Não demorou muito para Dr. Humberto sofrer o primeiro revés de seu novo emprego. Nos corredores do hospital reencontrou um fantasma do passado, possuidor de RG, CPF e nome, Dr. José Roberto Alcântara Gastão de Mello. Colegas de turma é só um modo de se referir, um era o oposto ao outro.

O último interesse do então estudante José Roberto era a medicina, estava sempre envolvido em falcatruas, em negócios escusos que abrangiam a conquista de notas não merecidas, corrupção no mais elevado grau, manipulando pessoas, recursos, cargos e influências.

Dr. José Roberto pertencia a alta cúpula administrativa que mantinha vínculos com o governo em diversas esferas. Estava  despendendo muito de sua energia para assumir todo complexo como único e absoluto gestor, além de cargo político ligado à saúde.

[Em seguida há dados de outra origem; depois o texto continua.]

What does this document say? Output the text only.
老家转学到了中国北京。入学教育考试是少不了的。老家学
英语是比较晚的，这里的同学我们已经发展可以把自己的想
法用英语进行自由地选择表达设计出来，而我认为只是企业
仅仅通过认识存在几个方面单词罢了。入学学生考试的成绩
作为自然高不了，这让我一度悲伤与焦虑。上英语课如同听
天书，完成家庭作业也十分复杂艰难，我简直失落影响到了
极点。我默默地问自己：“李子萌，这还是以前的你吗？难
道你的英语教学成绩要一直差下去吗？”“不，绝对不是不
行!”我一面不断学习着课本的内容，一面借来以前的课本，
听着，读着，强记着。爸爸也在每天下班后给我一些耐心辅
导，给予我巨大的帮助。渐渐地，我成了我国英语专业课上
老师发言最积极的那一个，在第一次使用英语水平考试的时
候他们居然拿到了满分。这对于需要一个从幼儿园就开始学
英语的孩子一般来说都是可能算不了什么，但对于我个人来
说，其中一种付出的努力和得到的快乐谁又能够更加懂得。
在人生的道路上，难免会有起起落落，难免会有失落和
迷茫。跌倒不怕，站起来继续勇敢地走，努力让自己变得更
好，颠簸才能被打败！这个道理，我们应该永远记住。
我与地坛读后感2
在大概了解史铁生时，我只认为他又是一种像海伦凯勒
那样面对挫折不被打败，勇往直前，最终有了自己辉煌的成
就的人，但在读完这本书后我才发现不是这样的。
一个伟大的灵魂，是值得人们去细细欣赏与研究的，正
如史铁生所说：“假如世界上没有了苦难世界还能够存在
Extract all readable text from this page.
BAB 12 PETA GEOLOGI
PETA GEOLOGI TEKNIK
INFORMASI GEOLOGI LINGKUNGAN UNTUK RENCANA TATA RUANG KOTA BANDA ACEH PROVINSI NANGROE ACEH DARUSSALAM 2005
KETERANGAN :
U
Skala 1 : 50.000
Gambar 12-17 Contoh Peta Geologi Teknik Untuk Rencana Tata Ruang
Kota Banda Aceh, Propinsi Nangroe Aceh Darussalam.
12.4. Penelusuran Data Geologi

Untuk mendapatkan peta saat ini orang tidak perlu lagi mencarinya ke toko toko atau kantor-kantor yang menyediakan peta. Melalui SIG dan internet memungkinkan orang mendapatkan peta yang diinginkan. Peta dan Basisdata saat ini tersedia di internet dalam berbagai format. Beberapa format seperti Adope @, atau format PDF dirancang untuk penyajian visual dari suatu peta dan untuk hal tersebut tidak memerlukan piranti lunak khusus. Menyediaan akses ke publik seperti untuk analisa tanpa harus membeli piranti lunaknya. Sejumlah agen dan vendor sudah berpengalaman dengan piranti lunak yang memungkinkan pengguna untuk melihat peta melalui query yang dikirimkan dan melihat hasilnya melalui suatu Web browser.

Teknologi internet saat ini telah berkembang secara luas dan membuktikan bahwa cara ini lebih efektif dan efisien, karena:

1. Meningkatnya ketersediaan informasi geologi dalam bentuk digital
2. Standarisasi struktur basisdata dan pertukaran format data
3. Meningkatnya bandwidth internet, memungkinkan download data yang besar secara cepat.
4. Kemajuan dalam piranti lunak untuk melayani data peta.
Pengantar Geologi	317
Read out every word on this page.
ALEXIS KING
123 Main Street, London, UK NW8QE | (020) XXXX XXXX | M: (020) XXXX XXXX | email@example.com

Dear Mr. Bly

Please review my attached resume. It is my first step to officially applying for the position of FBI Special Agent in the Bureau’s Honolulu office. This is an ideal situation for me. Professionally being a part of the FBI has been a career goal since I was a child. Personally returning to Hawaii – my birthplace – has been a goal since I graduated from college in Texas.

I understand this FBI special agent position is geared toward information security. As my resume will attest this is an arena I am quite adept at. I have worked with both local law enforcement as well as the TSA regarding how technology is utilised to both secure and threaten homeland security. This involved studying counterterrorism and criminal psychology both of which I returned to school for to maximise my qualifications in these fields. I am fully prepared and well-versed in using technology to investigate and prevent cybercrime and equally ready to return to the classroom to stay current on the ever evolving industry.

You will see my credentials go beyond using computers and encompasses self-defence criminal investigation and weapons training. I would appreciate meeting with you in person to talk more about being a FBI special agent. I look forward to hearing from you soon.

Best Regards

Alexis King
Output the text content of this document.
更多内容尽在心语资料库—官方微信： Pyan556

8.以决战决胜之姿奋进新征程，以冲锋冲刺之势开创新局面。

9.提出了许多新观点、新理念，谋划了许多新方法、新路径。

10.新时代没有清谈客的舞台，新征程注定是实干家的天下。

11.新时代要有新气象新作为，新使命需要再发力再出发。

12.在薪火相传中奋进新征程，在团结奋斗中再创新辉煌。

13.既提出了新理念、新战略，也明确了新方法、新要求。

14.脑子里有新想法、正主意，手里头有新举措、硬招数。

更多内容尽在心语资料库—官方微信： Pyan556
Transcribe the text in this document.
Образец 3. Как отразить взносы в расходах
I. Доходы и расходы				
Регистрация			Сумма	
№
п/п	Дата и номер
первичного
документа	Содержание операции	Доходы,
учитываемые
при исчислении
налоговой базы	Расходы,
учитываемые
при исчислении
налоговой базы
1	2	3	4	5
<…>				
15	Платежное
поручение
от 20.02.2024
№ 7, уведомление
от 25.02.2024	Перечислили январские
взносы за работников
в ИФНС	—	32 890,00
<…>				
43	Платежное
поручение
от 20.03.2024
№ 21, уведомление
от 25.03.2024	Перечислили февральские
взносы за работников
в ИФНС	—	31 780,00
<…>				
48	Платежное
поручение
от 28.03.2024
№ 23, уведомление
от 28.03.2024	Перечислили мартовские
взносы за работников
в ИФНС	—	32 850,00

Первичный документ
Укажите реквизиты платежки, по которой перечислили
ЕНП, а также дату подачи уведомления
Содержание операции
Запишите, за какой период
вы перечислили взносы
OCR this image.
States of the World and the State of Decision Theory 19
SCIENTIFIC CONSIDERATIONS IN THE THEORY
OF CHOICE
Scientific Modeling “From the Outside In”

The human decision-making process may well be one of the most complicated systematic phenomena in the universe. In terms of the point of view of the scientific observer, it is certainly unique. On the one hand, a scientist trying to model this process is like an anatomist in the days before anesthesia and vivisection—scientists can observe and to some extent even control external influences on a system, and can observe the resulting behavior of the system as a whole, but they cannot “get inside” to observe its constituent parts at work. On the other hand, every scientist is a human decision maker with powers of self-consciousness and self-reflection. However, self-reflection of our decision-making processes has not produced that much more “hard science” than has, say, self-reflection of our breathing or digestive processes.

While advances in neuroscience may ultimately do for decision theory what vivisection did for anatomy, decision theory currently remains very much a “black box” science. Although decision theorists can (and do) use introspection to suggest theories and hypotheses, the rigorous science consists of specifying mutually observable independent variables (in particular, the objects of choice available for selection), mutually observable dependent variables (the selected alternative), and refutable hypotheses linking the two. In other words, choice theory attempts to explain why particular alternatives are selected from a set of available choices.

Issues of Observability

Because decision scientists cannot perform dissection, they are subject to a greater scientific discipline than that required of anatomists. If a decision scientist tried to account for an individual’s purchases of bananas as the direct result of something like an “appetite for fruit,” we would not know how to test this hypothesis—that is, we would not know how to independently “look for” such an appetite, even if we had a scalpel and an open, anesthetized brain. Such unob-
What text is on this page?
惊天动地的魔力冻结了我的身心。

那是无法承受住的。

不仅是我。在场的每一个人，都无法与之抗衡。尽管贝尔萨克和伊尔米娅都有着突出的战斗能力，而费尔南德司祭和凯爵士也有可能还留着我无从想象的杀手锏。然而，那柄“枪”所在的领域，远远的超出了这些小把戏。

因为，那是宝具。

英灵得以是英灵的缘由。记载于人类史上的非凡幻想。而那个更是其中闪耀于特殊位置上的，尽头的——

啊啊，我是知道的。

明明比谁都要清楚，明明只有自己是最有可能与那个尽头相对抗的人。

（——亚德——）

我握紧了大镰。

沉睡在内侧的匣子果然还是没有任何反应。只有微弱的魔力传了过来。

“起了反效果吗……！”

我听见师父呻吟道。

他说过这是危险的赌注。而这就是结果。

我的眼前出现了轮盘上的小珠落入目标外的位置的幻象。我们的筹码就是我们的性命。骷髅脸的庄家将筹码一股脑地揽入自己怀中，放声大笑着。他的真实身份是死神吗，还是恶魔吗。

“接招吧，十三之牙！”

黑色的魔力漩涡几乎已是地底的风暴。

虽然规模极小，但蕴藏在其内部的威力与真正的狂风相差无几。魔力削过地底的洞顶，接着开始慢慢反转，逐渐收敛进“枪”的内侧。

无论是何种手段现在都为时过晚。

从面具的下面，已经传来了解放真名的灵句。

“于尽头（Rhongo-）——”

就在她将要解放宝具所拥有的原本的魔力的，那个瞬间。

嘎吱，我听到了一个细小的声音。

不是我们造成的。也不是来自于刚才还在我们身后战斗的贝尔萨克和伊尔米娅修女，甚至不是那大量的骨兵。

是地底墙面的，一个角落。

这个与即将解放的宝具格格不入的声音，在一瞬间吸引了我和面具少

A ideia de trabalharem na mesma organização não agradava nenhum dos dois. Ambos se sentiam incomodados com a presença do outro. Mas tinham sorte pois rara eram as vezes que se cruzavam ou trocavam algumas palavras.

Durante um atendimento filantrópico a um garoto de 3 anos, aparentemente tratava-se de uma infecção do trato respiratório, o Dr. Humberto orientou que fosse ministrado amoxicilina no garoto. Logo que o remédio entrou no pequeno corpo, ocorreu uma reação anafilática levando-o a óbito.

Em investigação policial Dr. Humberto relatou todos os cuidados tomados nos procedimentos médicos. O padrasto, que era o acompanhante do menino, forneceu as informações solicitadas. Mas não mencionou a alergia. Talvez não tivesse conhecimento da deficiência do organismo dele. O médico não tinha porque suspeitar da fatalidade da droga.

Dr. José Roberto, representante oficial da instituição, também foi convocado a depor, sua declaração chocou todo o corpo policial. Revelou que garoto já era paciente do hospital há algum tempo, e que em seu histórico médico havia o registro do grave quadro que o acometeu há dois anos atrás quando ministraram a mesma droga. Se o Dr. Humberto tivesse puxado a ficha online do paciente que ele teria acesso a todas as informações.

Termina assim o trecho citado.